Rick Strahl: "It's ridiculous how productive you can be with a tool like this"
December 08, 2007 :: 231 Views
Rick Strahl wrote the following in his Web log after performing a stress testing to Visual WebGui's scalability as taken from his Visual WebGui and a LINQ to SQL quirk post.
"Visual WebGui is intriguing. It's ridiculous how productive you can be with a tool like this compared to building an ASPX page. But somehow it feels like cheating..."
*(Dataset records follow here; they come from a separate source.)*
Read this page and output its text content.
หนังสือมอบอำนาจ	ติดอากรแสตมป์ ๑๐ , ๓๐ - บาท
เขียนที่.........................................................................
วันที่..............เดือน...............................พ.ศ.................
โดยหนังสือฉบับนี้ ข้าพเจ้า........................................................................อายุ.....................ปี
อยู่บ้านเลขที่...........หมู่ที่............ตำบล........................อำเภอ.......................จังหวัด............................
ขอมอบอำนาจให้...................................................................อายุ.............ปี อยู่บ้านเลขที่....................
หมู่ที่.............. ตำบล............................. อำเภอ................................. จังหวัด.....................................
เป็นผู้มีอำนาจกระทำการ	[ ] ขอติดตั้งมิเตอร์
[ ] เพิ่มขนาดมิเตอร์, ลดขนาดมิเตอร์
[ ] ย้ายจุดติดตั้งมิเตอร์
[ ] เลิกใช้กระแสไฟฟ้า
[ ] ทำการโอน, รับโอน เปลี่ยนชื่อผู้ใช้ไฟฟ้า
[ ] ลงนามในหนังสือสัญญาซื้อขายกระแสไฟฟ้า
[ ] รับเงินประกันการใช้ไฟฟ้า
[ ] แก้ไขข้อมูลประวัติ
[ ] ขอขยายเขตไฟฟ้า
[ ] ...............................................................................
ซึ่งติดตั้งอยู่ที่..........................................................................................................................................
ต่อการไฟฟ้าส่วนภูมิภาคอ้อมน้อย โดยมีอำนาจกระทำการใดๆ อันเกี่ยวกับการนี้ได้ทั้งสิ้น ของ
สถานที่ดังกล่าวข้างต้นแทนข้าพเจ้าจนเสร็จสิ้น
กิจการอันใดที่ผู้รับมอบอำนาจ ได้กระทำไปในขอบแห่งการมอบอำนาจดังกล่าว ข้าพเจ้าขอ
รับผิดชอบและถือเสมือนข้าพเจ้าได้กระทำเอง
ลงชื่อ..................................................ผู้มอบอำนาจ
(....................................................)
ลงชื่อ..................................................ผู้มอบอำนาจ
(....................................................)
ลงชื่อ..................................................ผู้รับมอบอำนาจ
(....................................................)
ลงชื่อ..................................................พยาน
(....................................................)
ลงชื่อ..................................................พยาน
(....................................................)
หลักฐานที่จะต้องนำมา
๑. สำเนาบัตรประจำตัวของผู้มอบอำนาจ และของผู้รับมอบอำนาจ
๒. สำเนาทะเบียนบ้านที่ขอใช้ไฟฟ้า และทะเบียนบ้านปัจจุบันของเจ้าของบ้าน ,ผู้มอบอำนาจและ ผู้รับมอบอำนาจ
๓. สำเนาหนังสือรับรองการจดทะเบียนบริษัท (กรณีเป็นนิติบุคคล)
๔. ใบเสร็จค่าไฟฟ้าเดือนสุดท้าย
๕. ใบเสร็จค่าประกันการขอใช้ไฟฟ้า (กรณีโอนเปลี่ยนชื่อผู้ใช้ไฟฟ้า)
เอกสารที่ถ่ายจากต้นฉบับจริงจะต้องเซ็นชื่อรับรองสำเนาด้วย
"well it's interesting. I hooked up Web Application Stress Tool to it and ran through my app and let it rip and surprisingly the throughput is like any other ASP.NET application in terms of number of requests. Now VWG will generate many more requests than your average postback style or even AJAX application, but still if the performance of that throughput with small requests is what I saw in these tests it looks like it should easily scale to at least the threadpool size of users (ie. 100 or so). FWIW, the throughput I saw was 185 req/second which is roughly what I see on a typical simple ASP.NET application. This is with 20 clients and a stress multiplier of 10 with no request limits..."
"I think the biggest issues that I see with VWG are not the scalability but a number of visual inconsistencies. The way textboxes work for example (tabbing around a form for example) is a bit odd, the way lists and anything scrollable look is a little weird etc. - a bunch of small little things that add up. But as I mentioned it's come a long way from the last time I checked which is about a half a year ago. I suspect with the way this product is evolving this is going to improve and offer a solution to a very specialized scenario."